Saving the planet barely features on the list of educational priorities, according to a scathing report on education for sustainable development (ESD) produced for the WWF Scotland.
Everyone from Jack McConnell, the First Minister, down to teachers in schools could do far more to tackle key issues in what used to be called environmental education. Failures have been "critical and fundamental", Lynnette Borradaile, the researcher, says.
Work in schools is "patchy" and activity is generally confined to enthusiastic headteachers or class teachers. More is achieved in nursery and primary than secondary where the issue is buried under other priorities.
Ms Borradaile concludes: "Scotland, from being in the lead, is now lagging behind the rest of the UK in developing a strategic pathway for ESD, particularly within formal education."
She believes there has been "plenty of rhetoric but a lack of positive, strategic action promoting education for sustainable development by the former Scottish Office and, even more so, until very recently, by the Scottish Executive". The Scottish Parliament, too, is accused of overlooking advice.
In a report characterised by tough remarks, she states: "Leadership and a vision in the Scottish Parliament and Executive have been lacking and remain a top priority in addressing the role of learning in moving towards a sustainable Scotland - a more sustainable economy, society and environment."

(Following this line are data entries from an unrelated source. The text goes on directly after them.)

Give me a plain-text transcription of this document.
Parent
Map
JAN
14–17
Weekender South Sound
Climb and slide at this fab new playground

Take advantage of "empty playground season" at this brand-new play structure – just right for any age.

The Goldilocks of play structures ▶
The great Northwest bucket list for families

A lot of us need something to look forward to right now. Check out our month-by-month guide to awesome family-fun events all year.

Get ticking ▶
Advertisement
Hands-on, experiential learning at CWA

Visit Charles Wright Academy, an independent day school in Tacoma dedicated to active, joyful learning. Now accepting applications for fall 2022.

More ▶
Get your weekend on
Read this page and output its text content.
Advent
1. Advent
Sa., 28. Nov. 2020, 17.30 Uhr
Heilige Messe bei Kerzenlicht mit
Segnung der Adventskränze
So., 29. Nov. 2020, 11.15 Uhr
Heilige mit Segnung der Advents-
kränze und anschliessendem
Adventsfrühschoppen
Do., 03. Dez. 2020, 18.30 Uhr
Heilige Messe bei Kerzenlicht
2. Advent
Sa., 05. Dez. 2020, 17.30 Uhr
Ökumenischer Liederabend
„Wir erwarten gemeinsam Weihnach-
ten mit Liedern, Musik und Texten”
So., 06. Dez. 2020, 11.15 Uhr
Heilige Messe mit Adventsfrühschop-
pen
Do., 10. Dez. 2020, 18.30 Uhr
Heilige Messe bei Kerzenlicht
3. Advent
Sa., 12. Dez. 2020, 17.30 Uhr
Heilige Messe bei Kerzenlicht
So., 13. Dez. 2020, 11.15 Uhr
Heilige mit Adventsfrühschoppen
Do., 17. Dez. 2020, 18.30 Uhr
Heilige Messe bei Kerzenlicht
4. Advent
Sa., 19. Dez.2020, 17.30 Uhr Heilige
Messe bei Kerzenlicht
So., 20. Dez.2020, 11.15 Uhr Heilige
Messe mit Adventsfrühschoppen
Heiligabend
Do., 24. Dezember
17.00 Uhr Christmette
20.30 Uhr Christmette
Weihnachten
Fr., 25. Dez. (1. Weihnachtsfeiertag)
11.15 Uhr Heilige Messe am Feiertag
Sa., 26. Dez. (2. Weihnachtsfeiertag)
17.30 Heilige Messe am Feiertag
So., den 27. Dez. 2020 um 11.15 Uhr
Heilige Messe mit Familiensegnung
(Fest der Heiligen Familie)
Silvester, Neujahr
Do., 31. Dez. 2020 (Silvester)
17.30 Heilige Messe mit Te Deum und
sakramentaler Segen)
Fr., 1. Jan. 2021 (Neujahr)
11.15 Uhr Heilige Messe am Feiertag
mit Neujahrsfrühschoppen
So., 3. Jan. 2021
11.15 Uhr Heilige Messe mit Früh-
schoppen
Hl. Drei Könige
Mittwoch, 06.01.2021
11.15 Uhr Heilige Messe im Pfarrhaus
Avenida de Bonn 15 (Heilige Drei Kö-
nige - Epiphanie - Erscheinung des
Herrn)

There is said to be no "politically astute, effective champion" of the environment, which must come as a blow to the Greens and their chief spokesman, Robin Harper, a former secondary teacher.
Ms Borradaile believes that those active in education for sustainable development are often passionate advocates and suffer from being seen as overzealous. Meanwhile, education has been focused on issues such as teacher pay, raising standards, parent choice and anti-bullying.
Supporters may not have appreciated that they had to demonstrate "added value" if they were to get their message across through curriculum flexibility, the national priorities in education and citizenship.
The report, however, argues that despite the failures, conditions are better now than 10 years ago when recommendations were made in two reports, Learning for Life and Scotland the Sustainable?
Significant numbers of schools, colleges and universities had taken part in ESD-related projects. "This should be recognised, recorded and shared," she states.
The Executive had also promoted EcoSchools as part of national priority 4 on values and citizenship.
Confusion remains about education for sustainable development, Ms Borradaile admits. "Many people think they know what ESD is, but their views are probably different from the next person's, who may work in the same place. In a formal education context, that means steering people away from the idea that it is a new body of knowledge. Rather, it is an approach to learning and about everyone applying that learning to living and working in more sustainable ways."
She adds: "This will reassure curriculum and subject 'gatekeepers' that they have nothing to fear and hopefully encourage working with other subject areas as well."
Arrested Development: a review of Scottish OfficeScottish Executive commitment to education for sustainable development in Scotland is a report to WWF Scotland.